Tuesday, October 27, 2009

La mode et les réseaux sociaux 1/3 : Modepass

















Le web 2.0 promettait la mode pour toutes. On ne compte plus les blogs consacrés à l'univers de la mode : des dizaines sont créés chaque jour et leur durée de vie, comme leur succès, sont variables. Mais qu'en est-il des réseaux sociaux ? Si les Facebook et autres Twitter sont devenus incontournables, la démocratisation de la mode sur le net passe aussi par l'existence de réseaux sociaux spécifiquement dédiés à cet univers. Ce billet est consacré au plus frenchy d'entre eux : Modepass.

Créé par des blogueuses françaises en 2008, Modepass pose la question du partage de l'information sous toutes ses formes - bons plans, invitations, actualité, carrières - dans un monde assimilable à un microcosme aux codes strictes. Le réseau parvient-il à dépasser la fermeture de cet univers très parisien pour réaliser les promesses d'un web plus participatif et partant plus démocratique ?

A l'instar de Myspace, de nombreux artistes et créateurs l'ont d'abord rejoint. Il permet aux mannequins de se constituer un book en ligne, d'accroître ainsi leur visibilité et les possibilités d'être repérés par des agences. Les jeunes créateurs peuvent y exposer leur travail, entrer en contact avec des professionnels et d'éventuels clients.
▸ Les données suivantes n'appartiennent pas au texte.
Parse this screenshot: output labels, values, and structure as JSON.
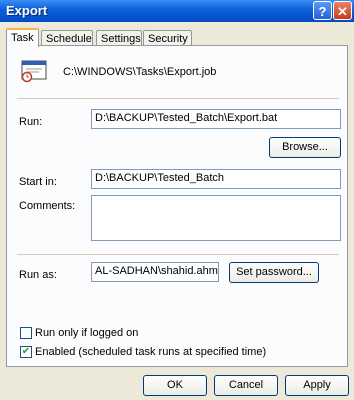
{
  "window": {
    "title": "Export",
    "help_glyph": "?",
    "close_glyph": "✕"
  },
  "tabs": [
    {
      "label": "Task",
      "active": true
    },
    {
      "label": "Schedule",
      "active": false
    },
    {
      "label": "Settings",
      "active": false
    },
    {
      "label": "Security",
      "active": false
    }
  ],
  "task": {
    "job_path": "C:\\WINDOWS\\Tasks\\Export.job",
    "run_label": "Run:",
    "run_value": "D:\\BACKUP\\Tested_Batch\\Export.bat",
    "browse_label": "Browse...",
    "start_in_label": "Start in:",
    "start_in_value": "D:\\BACKUP\\Tested_Batch",
    "comments_label": "Comments:",
    "comments_value": "",
    "run_as_label": "Run as:",
    "run_as_value": "AL-SADHAN\\shahid.ahmed",
    "set_password_label": "Set password...",
    "run_only_logged_on_label": "Run only if logged on",
    "run_only_logged_on_checked": false,
    "enabled_label": "Enabled (scheduled task runs at specified time)",
    "enabled_checked": true
  },
  "footer": {
    "ok_label": "OK",
    "cancel_label": "Cancel",
    "apply_label": "Apply"
  }
}
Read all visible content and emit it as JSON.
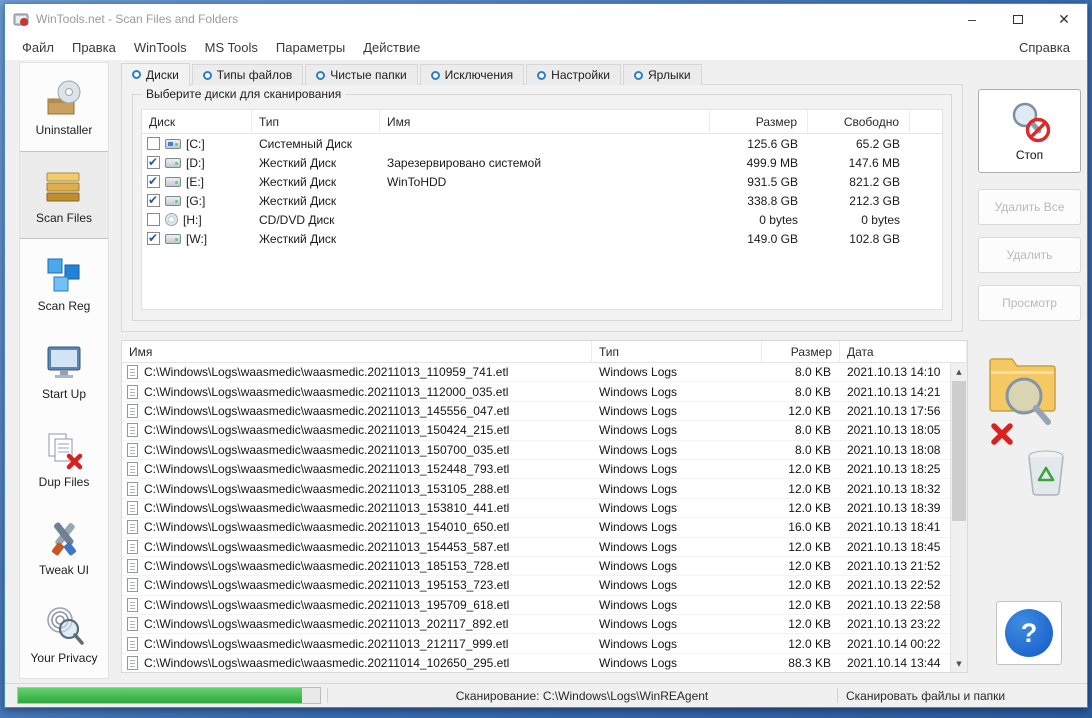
{
  "colors": {
    "accent": "#2a7fc9",
    "progress-green": "#2fa83f",
    "danger": "#e02020",
    "help-blue": "#1458c8"
  },
  "window": {
    "title": "WinTools.net - Scan Files and Folders"
  },
  "window_controls": {
    "minimize": "–",
    "close": "✕"
  },
  "menu": {
    "items": [
      "Файл",
      "Правка",
      "WinTools",
      "MS Tools",
      "Параметры",
      "Действие"
    ],
    "help": "Справка"
  },
  "sidebar": {
    "items": [
      {
        "label": "Uninstaller",
        "icon": "uninstaller-icon",
        "selected": false
      },
      {
        "label": "Scan Files",
        "icon": "scan-files-icon",
        "selected": true
      },
      {
        "label": "Scan Reg",
        "icon": "scan-reg-icon",
        "selected": false
      },
      {
        "label": "Start Up",
        "icon": "startup-icon",
        "selected": false
      },
      {
        "label": "Dup Files",
        "icon": "dup-files-icon",
        "selected": false
      },
      {
        "label": "Tweak UI",
        "icon": "tweak-ui-icon",
        "selected": false
      },
      {
        "label": "Your Privacy",
        "icon": "privacy-icon",
        "selected": false
      }
    ]
  },
  "tabs": [
    {
      "label": "Диски",
      "selected": true
    },
    {
      "label": "Типы файлов",
      "selected": false
    },
    {
      "label": "Чистые папки",
      "selected": false
    },
    {
      "label": "Исключения",
      "selected": false
    },
    {
      "label": "Настройки",
      "selected": false
    },
    {
      "label": "Ярлыки",
      "selected": false
    }
  ],
  "disk_panel": {
    "group_title": "Выберите диски для сканирования",
    "columns": [
      "Диск",
      "Тип",
      "Имя",
      "Размер",
      "Свободно"
    ],
    "rows": [
      {
        "checked": false,
        "icon": "system",
        "drive": "[C:]",
        "type": "Системный Диск",
        "name": "",
        "size": "125.6 GB",
        "free": "65.2 GB"
      },
      {
        "checked": true,
        "icon": "hdd",
        "drive": "[D:]",
        "type": "Жесткий Диск",
        "name": "Зарезервировано системой",
        "size": "499.9 MB",
        "free": "147.6 MB"
      },
      {
        "checked": true,
        "icon": "hdd",
        "drive": "[E:]",
        "type": "Жесткий Диск",
        "name": "WinToHDD",
        "size": "931.5 GB",
        "free": "821.2 GB"
      },
      {
        "checked": true,
        "icon": "hdd",
        "drive": "[G:]",
        "type": "Жесткий Диск",
        "name": "",
        "size": "338.8 GB",
        "free": "212.3 GB"
      },
      {
        "checked": false,
        "icon": "cd",
        "drive": "[H:]",
        "type": "CD/DVD Диск",
        "name": "",
        "size": "0 bytes",
        "free": "0 bytes"
      },
      {
        "checked": true,
        "icon": "hdd",
        "drive": "[W:]",
        "type": "Жесткий Диск",
        "name": "",
        "size": "149.0 GB",
        "free": "102.8 GB"
      }
    ]
  },
  "file_list": {
    "columns": [
      "Имя",
      "Тип",
      "Размер",
      "Дата"
    ],
    "rows": [
      {
        "name": "C:\\Windows\\Logs\\waasmedic\\waasmedic.20211013_110959_741.etl",
        "type": "Windows Logs",
        "size": "8.0 KB",
        "date": "2021.10.13 14:10"
      },
      {
        "name": "C:\\Windows\\Logs\\waasmedic\\waasmedic.20211013_112000_035.etl",
        "type": "Windows Logs",
        "size": "8.0 KB",
        "date": "2021.10.13 14:21"
      },
      {
        "name": "C:\\Windows\\Logs\\waasmedic\\waasmedic.20211013_145556_047.etl",
        "type": "Windows Logs",
        "size": "12.0 KB",
        "date": "2021.10.13 17:56"
      },
      {
        "name": "C:\\Windows\\Logs\\waasmedic\\waasmedic.20211013_150424_215.etl",
        "type": "Windows Logs",
        "size": "8.0 KB",
        "date": "2021.10.13 18:05"
      },
      {
        "name": "C:\\Windows\\Logs\\waasmedic\\waasmedic.20211013_150700_035.etl",
        "type": "Windows Logs",
        "size": "8.0 KB",
        "date": "2021.10.13 18:08"
      },
      {
        "name": "C:\\Windows\\Logs\\waasmedic\\waasmedic.20211013_152448_793.etl",
        "type": "Windows Logs",
        "size": "12.0 KB",
        "date": "2021.10.13 18:25"
      },
      {
        "name": "C:\\Windows\\Logs\\waasmedic\\waasmedic.20211013_153105_288.etl",
        "type": "Windows Logs",
        "size": "12.0 KB",
        "date": "2021.10.13 18:32"
      },
      {
        "name": "C:\\Windows\\Logs\\waasmedic\\waasmedic.20211013_153810_441.etl",
        "type": "Windows Logs",
        "size": "12.0 KB",
        "date": "2021.10.13 18:39"
      },
      {
        "name": "C:\\Windows\\Logs\\waasmedic\\waasmedic.20211013_154010_650.etl",
        "type": "Windows Logs",
        "size": "16.0 KB",
        "date": "2021.10.13 18:41"
      },
      {
        "name": "C:\\Windows\\Logs\\waasmedic\\waasmedic.20211013_154453_587.etl",
        "type": "Windows Logs",
        "size": "12.0 KB",
        "date": "2021.10.13 18:45"
      },
      {
        "name": "C:\\Windows\\Logs\\waasmedic\\waasmedic.20211013_185153_728.etl",
        "type": "Windows Logs",
        "size": "12.0 KB",
        "date": "2021.10.13 21:52"
      },
      {
        "name": "C:\\Windows\\Logs\\waasmedic\\waasmedic.20211013_195153_723.etl",
        "type": "Windows Logs",
        "size": "12.0 KB",
        "date": "2021.10.13 22:52"
      },
      {
        "name": "C:\\Windows\\Logs\\waasmedic\\waasmedic.20211013_195709_618.etl",
        "type": "Windows Logs",
        "size": "12.0 KB",
        "date": "2021.10.13 22:58"
      },
      {
        "name": "C:\\Windows\\Logs\\waasmedic\\waasmedic.20211013_202117_892.etl",
        "type": "Windows Logs",
        "size": "12.0 KB",
        "date": "2021.10.13 23:22"
      },
      {
        "name": "C:\\Windows\\Logs\\waasmedic\\waasmedic.20211013_212117_999.etl",
        "type": "Windows Logs",
        "size": "12.0 KB",
        "date": "2021.10.14 00:22"
      },
      {
        "name": "C:\\Windows\\Logs\\waasmedic\\waasmedic.20211014_102650_295.etl",
        "type": "Windows Logs",
        "size": "88.3 KB",
        "date": "2021.10.14 13:44"
      }
    ]
  },
  "actions": {
    "stop": "Стоп",
    "delete_all": "Удалить Все",
    "delete": "Удалить",
    "preview": "Просмотр"
  },
  "statusbar": {
    "progress_percent": 94,
    "scanning": "Сканирование: C:\\Windows\\Logs\\WinREAgent",
    "mode": "Сканировать файлы и папки"
  }
}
Les blogueuses les plus influentes ont très rapidement rejoint Modepass. Le réseau remporte un succès indéniable. Pas moins de 110 nationalités y sont représentées ! Pour autant, il peine à
conquérir et surtout à fidéliser un public aussi large que celui des blogs. Beaucoup de profils ne vivent pas. L'animation des pages personnelles demeure souvent faible. Parmi les internautes qui créent des comptes pour découvrir Modepass, un certain nombre ne reviendront jamais.

Deux difficultés caractérisent le projet d'un réseau spécifiquement dédié à l'univers de la mode:

D'une part, la contrainte du login représente un obstacle à la participation des internautes les moins impliqués dans l'univers de la mode. Le processus d'inscription sur ce type de site, malgré un design et une ergonomie agréables, reste très contraignant. Le visiteur se trouve dans l'obligation de renseigner de nombreuses informations personnelles. Il doit ensuite se créer un réseau et ajouter des "amis". Construire un réseau social aujourd'hui pose une question centrale : face à la multiplication des comptes sur différentes plateformes, faut-il contraindre l'utilisateur à se créer de nouveaux identifiants, voire une nouvelle identité ? L'utilisation des infrastructures existantes comme la simple gestion de pages Facebook constitue une alternative radicale. A ce titre, Modepass propose un compromis intéressant en permettant à ces membres de se loguer à partir de leurs identifiants Facebook, Twitter, Google ou Yahoo. Reste la pesanteur occasionnée par la gestion d'une nouvelle interface pour un internaute évoluant dans un environnement saturé.
D'autre part, l'asymétrie d'information entre visiteurs amateurs et professionnels représente une barrière à l'interaction permanente constitutive du réseau social. Les réseaux sociaux spécialisés dans la mode ont une approche très qualitative et austère de leur objet. Des codes implicites définissent un contrat de lecture qui place le visiteur naïf dans une posture d'observateur passif. Le vocable des fashionistas pourra surprendre un lecteur non averti ! Dans cet univers très urbain, force est de constater que Modepass rejoue le système des blogs de mode où se diffuse une information essentiellement descendante. Le schéma idéal d'un discours interactif ne semble pas résister à l'émergence de leaders et de prescripteurs. On peut craindre une fermeture de cet espace d'échange en alcôve réservée à un petit cercle privé.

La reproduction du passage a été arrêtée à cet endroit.